Daniel Kay et la dégustation poétique des gaufrettes de Baugin

 

 

Voici un très beau cadeau que Daniel Kay nous offre par son livre Baugin, Le Dessert de gaufrettes qui vient de paraître dans la collection Ekphrasis des Éditions Invenit.

Il s’agit, comme il tient à nous avertir dès l’incipit, de « quelques fragments d’inégale longueur et aux registres variés, souvent plus proches de la poésie ou de la fiction que de l’analyse iconographique savante ». En effet, ces pages on la beauté et le frisson exquis de la poésie, tout en se présentant comme un régal qui retient son souffle et en invitant l’œil à se (re)poser sur un des plus beaux tableaux du XVIIe siècle français. Le langage se fait ainsi l’écho d’une contemplation émerveillée, sublimée dans des mots qui finissent comme un collier de révérences devant le tableau tant admiré et qui ne cesserons de dévoiler leurs intimes secrets.

Ce qui impressionne surtout chez Daniel Kay c’est le caractère retenu de son écriture, plus proche de la pudeur que de la circonspection, une sorte d’anagogie contrastant avec l’emprise d’une quelconque divulgation du mystère contemplé. « Chez Baugin – écrit-il –, le monde est là, sans rhétorique, tout simplement dit. Non pas clamé, mais dit à voix basse, susurré loin de toute idée de profération. » La formule peut s’appliquer parfaitement à son langage, avec cette précision que nous avons ici affaire à un subtil et ineffable processus à la fois pictural et poétique, de sublimation du réel à travers l’harmonie, ce terme que les Grecs utilisaient pour dire le monde, le Cosmos.

Révélé lors de l’exposition de 1934, Les Peintres de la réalité en France au XIIe siècle, organisée par Paul Jamot et Charles Sterling au Musée du Louvre, Baugin, dont on connait peu de choses sur sa biographie, est présent avec 3 tableaux dont La nature morte aux gaufrettes.

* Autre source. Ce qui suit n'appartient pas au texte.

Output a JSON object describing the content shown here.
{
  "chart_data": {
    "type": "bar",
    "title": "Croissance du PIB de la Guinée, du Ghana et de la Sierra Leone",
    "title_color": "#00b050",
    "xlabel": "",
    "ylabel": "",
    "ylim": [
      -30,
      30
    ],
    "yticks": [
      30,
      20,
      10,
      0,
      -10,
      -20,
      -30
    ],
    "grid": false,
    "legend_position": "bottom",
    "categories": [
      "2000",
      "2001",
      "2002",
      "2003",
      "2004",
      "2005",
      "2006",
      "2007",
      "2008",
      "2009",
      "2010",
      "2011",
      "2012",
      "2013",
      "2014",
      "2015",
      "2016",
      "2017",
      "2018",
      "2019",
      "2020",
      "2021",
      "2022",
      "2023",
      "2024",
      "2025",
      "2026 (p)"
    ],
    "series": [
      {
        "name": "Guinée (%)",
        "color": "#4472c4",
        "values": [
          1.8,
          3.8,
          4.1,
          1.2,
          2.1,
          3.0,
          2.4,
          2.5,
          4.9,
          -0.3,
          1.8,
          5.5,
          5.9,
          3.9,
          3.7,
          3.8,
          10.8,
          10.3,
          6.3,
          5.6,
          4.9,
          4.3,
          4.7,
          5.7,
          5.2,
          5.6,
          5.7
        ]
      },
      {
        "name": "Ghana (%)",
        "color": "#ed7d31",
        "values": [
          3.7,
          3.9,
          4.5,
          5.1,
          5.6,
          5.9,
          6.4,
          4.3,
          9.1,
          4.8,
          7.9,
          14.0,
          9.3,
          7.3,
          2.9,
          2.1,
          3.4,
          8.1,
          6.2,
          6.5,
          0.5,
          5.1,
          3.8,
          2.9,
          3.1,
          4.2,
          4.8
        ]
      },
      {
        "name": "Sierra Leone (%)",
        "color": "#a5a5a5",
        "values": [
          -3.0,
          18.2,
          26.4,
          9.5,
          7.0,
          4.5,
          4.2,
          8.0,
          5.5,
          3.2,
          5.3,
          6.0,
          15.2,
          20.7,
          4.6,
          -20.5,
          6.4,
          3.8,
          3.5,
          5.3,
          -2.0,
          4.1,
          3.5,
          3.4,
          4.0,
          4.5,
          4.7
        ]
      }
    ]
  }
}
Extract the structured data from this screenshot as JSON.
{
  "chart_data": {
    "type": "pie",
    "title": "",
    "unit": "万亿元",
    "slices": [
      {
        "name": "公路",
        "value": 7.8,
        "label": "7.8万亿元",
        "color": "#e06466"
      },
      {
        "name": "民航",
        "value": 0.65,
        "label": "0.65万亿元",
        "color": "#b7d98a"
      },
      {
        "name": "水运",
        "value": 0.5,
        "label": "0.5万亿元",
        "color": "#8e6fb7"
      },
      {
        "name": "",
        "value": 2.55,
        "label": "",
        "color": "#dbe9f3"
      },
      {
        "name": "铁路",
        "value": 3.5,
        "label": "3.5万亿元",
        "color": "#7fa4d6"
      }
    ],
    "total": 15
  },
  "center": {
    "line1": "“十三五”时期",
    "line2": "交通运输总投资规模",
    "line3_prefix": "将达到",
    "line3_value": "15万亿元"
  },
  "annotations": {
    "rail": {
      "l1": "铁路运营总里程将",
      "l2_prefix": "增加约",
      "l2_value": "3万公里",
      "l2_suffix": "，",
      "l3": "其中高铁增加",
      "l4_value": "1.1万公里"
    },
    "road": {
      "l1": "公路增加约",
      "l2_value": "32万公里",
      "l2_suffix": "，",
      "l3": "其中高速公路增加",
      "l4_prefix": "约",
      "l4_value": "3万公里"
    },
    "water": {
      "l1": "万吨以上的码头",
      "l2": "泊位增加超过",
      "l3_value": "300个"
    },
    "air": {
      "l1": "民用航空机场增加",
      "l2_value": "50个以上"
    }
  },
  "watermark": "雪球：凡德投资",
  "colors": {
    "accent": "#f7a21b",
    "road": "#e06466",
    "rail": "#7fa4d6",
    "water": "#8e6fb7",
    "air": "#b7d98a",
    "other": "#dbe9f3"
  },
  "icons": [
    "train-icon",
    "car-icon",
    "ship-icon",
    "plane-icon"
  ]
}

L’écrivain Pascal Quignard traite de ce sujet dans son roman Tous les matins du monde. Alors que le grand romancier scrute le contexte historique de ce tableau, Daniel Kay, lui, se penche plutôt sur son côté esthétique, sur « la beauté rigoureuse et géométrique du dessin » et sur « le chromatisme distingué et retenu », évoquant son classicisme. Il s’agit, selon lui, plutôt d’une « réalité augmentée » où « les objets du monde (…) doivent faire corps avec autorité tout en laissant les éléments distincts s’affirmer à la marge ».

La proposition qui nous est donnée ici dépasse la simple tentative de transposition mimétique entre lisibilité et visibilité contenue dans la fameuse formule horatienne ut pictura poesis. Daniel Kay se positionne dans le domaine de l’enchantement, dans une perspective où le regard esthète réclame prestement d’exercer le droit à l’interprétation de l’agencement de cette nature morte, aux couleurs des objets qui la composent, à l’origine, aux goûts et à la texture de ces gaufrettes, pain travaillé au fer, objets craquelés se brisant « sous le rempart des incisives » et se mélangeant au vin reposant dans le verre posé à côté.

Tout devient spectacle, fête, musique, saveur, « souvenir des plaisir domestiques, si calmes, quelque part dans l’ineffable ».

Dès lors, la beauté de ces pages ne tardera pas à réclamer une lecture lente et répétée, sous forme des allers-retours, de vraies éphémérides à détacher au fil des jours pour faire revivre la promesse d’un enchantement répété. Les gaufrettes sont « aussi éblouissantes et tragiques qu’un alexandrin de monsieur Jean Racine », « des syllabes que l’on chuchote avec un verre de vin, en attendant la tombée de la nuit », et enfin cadeau ultime, des objets recevant une grâce et rêvant d’absolu.

Le tableau de Baugin est frappé par un triple sceau qui le soutient et l’anoblit : « la modestie en majesté », « la présence comme réponse au miracle » et, enfin, le triomphe des notions d’Idée et de Substance, dans l’alchimie secrète de la Durée.

En tant qu’objet, le livre de Daniel Kay obéit à ces mêmes critères voulant rejoindre cette même dimension et interférer avec l’angle de vue des objets peints et faisant ainsi don à travers l’hommage que lui adresse le poète enchanté quelques siècles plus tard.

En fermant les yeux, on pourrait même voir ce beau livre aux côtés de l’assiette portant les sept gaufrettes, soutenant par sa présence son équilibre précaire sur le coin inoccupé de la table. Il suffirait d’attendre, pour se faire, le réveil et le frémissement de la main endormie depuis quatre siècles du peintre français en l’Eglise Saint Sulpice à Paris.   

 Dan Burcea

 Daniel Kay, Baugin, Le Dessert de gaufrettes, Éditions Invenit, 2022, 86 pages.